Tuesday, April 30, 2013

Signs of Spring

In A Sense of Wonder, Rachel Carson writes about exploring the natural world with her young nephew:

We have let Roger share our enjoyment of things people ordinarily deny children because they are inconvenient, interfering with bedtime, or involving wet clothing that has to be changed or mud that has to be cleaned off the rug. We have let him join us in the dark living room before the big picture window to watch the full moon riding lower and lower toward the far shore of the bay, setting all the water ablaze with silver flames and finding a thousand diamonds in the rocks on the shore as the light strikes the flakes of mica embedded in them.
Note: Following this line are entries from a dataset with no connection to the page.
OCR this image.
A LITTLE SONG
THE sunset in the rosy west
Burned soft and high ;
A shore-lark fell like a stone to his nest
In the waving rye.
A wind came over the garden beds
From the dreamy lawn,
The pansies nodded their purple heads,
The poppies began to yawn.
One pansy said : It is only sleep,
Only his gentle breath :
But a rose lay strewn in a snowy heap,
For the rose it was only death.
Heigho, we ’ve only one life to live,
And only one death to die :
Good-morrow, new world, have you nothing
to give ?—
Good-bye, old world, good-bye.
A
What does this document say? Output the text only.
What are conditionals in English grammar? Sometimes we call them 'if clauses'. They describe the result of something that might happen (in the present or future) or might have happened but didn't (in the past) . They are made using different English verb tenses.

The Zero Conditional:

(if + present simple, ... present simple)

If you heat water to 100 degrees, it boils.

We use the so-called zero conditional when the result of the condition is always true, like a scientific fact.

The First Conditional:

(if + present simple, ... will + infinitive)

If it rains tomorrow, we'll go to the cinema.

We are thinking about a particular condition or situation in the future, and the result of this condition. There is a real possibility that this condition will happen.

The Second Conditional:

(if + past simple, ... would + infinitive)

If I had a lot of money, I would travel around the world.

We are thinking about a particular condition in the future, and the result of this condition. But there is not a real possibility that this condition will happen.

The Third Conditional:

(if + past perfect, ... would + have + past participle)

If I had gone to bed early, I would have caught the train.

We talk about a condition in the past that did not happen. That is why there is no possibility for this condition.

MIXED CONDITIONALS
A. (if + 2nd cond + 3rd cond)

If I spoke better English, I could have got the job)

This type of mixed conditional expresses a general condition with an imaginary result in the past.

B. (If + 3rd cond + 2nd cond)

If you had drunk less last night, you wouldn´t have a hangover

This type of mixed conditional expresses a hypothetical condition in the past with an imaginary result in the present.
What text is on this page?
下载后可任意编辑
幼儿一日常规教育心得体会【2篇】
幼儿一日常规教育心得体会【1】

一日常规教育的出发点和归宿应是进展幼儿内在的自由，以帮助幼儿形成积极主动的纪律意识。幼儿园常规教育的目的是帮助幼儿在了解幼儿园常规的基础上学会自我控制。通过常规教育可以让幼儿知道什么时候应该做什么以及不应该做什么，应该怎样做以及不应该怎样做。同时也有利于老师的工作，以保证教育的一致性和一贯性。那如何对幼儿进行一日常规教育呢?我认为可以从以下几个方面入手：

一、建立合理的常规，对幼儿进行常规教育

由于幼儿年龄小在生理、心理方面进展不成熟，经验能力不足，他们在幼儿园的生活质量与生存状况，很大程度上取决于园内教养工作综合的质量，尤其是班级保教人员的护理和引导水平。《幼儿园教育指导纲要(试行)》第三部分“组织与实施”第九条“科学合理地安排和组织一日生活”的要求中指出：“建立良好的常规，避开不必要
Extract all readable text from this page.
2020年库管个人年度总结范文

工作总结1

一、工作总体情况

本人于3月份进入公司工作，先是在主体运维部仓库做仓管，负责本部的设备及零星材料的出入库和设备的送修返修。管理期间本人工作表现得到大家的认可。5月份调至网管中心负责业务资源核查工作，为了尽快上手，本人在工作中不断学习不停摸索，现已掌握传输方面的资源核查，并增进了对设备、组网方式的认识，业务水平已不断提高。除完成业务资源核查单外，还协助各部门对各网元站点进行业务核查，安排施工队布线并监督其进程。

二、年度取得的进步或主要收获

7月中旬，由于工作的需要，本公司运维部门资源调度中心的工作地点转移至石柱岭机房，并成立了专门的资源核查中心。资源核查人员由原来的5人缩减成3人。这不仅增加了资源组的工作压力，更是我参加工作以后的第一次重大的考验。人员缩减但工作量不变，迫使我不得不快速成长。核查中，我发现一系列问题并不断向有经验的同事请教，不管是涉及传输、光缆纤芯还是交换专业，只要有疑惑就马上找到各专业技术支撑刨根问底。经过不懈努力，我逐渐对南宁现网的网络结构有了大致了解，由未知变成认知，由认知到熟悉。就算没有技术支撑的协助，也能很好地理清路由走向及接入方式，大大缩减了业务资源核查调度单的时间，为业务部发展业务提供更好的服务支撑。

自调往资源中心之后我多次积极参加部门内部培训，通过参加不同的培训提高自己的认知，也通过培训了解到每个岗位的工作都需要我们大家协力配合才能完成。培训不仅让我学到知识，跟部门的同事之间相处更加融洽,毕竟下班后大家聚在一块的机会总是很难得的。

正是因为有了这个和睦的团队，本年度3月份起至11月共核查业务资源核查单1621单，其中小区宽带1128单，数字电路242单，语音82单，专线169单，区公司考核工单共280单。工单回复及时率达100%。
I think we have felt that the memory of such a scene, photographed year after year by his child’s mind, would mean more to him in manhood than the sleep he was losing. He told me it would, in his own way, when we had a full moon the night after his arrival last summer. He sat quietly on my lap for some time, watching the moon and the water and all the night sky, and then he whispered, “I’m glad we came.”

For the past couple of weeks, as I have taken my children on small excursions around town to enjoy the warm weather, I have been thinking about the importance of exposing them, in every season, to the natural world. I have been thinking about the importance of returning, year after year, to see the blooming magnolia tree on our street, to look at the greening trees at Elizabeth Park, to search for wildflowers in the woods at Westmoor Park. Like Carson, I believe that such scenes, photographed year after year by my children’s minds, will mean more to them in adulthood than many other things I could give them.

One summer evening when my daughter was three, a vibrant watercolor rainbow spread across the sky right before sunset. I had just put my daughter to bed, but without hesitation I rushed into the house, pulled her from her bed, and carried her outside in her pajamas to see the rainbow. She still remembers being held in her mother’s arms while looking at a rainbow. She will likely remember it for the rest of her life. What better gift could I leave her with? It’s worth it.

And now, my son notices the starbusts of the forsythias glowing in yards across town, the coral blossoms of the Japanese flowering quince in our front yard. “Mom, I just found another sign of spring,” he tells me, again and again, pointing at his strawberry plants awakening from winter dormancy, at the dandelions studding our lawn. “Everywhere I look, I see signs of spring.”